La storia istruttiva di una legge che probabilmente non si farà
Cartoline da Eurabia, di Ugo Volli

Cari amici,

Vi voglio raccontare una storia di cui probabilmente avete sentito poco parlare, ma che è molto significativa per capire quali siano le difficoltà vere per il governo di Israele. E’ la vicenda del cambiamento dei confini della municipalità di Gerusalemme, che Netanyahu aveva fatto oggetto di una proposta di legge.
E’ un’idea perfettamente ragionevole. Da un lato intorno a Gerusalemme ci sono degli abitati che attualmente sono città autonome, ma che in realtà funzionano come quartieri della città, per esempio Maalé Adumim e Beitar Illit: la legge proponeva di includerle nella competenza amministrativa della capitale, per consentire una programmazione urbanistica che le comprenda.

Dall’altro vi sono dei villaggi arabi oggi cresciuti in vere e proprie città che stanno al di là della linea verde, anche se sorgono su territori annessi cinquant’anni fa da Israele: sono stati separati dalla capitale con la barriera di sicurezza, per evitare infiltrazioni terroristiche, vi sono molte lamentele sulla gestione dei servizi che li riguardano e certamente di fatto sono più collegati a Ramallah che a Gerusalemme.

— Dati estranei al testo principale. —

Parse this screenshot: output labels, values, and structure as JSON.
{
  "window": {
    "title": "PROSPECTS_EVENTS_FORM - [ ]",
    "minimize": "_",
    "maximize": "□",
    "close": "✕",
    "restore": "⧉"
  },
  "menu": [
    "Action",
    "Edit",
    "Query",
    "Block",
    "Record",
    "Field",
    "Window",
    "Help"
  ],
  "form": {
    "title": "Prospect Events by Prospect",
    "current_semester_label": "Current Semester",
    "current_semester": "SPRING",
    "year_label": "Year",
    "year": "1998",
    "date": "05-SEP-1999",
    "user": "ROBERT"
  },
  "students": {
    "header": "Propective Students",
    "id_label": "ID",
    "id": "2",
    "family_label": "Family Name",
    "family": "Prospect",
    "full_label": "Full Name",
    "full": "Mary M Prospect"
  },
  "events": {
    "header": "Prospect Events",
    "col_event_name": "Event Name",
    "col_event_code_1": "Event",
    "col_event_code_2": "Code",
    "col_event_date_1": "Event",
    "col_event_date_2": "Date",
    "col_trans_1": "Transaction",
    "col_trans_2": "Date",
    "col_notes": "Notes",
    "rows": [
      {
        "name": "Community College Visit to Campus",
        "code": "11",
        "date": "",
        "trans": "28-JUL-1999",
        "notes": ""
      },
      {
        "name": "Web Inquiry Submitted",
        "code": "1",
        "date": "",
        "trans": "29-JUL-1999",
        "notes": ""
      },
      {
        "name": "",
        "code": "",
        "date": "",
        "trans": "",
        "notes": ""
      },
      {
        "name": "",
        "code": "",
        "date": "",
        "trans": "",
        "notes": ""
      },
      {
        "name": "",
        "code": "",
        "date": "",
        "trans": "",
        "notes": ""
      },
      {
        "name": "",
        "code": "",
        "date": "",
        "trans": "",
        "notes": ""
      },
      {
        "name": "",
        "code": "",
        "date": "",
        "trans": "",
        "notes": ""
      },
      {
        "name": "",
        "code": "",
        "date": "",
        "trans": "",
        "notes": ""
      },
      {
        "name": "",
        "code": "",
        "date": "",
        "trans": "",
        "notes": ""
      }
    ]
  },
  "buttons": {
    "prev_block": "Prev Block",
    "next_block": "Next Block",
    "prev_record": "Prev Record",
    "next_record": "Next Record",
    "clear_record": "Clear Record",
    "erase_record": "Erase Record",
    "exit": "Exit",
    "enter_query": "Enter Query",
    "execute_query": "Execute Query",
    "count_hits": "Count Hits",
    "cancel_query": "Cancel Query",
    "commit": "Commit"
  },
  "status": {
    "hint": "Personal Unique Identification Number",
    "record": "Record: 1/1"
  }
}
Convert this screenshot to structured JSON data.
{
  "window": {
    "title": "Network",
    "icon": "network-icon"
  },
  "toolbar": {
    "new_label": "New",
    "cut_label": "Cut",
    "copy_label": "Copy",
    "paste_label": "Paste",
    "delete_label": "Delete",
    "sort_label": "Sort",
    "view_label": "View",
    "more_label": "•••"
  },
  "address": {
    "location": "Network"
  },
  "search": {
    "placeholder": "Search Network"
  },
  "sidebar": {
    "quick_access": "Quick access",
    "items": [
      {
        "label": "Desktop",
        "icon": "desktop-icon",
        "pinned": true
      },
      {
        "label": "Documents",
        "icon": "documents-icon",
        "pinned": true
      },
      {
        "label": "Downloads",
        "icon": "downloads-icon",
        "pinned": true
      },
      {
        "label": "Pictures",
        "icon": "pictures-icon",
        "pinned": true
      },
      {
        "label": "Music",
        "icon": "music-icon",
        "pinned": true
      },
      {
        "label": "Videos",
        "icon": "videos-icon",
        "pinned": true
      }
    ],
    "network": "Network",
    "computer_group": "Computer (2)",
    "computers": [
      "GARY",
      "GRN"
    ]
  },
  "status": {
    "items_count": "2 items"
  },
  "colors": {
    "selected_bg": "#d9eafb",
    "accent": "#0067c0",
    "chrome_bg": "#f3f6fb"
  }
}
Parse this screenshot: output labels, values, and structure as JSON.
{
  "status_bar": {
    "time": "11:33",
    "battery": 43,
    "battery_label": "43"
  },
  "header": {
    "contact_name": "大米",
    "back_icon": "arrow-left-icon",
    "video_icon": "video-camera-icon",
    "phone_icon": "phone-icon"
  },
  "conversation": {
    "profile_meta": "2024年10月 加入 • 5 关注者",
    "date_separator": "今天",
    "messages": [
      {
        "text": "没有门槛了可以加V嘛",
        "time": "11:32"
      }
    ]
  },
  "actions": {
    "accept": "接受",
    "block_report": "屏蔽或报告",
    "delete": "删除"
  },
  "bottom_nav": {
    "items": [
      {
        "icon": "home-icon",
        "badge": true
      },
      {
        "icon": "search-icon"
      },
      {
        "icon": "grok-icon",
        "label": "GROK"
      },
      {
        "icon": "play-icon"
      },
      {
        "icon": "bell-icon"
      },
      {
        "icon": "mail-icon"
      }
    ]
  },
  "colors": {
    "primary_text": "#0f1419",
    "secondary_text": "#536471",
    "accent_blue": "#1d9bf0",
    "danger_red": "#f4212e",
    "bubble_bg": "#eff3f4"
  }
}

L’idea della legge era di costituire queste località in comuni autonomi, che si autoamministrassero. Nessun cambiamento di sovranità per nessuna persona e per nessun luogo, semplicemente una riorganizzazione amministrativa, che avrebbe avuto naturalmente anche il senso di garantire che Gerusalemme restasse ciò che è da almeno un paio di secoli, salvo la pulizia etnica giordana fra il 1949 e il ‘67, cioè una città a maggioranza ebraica.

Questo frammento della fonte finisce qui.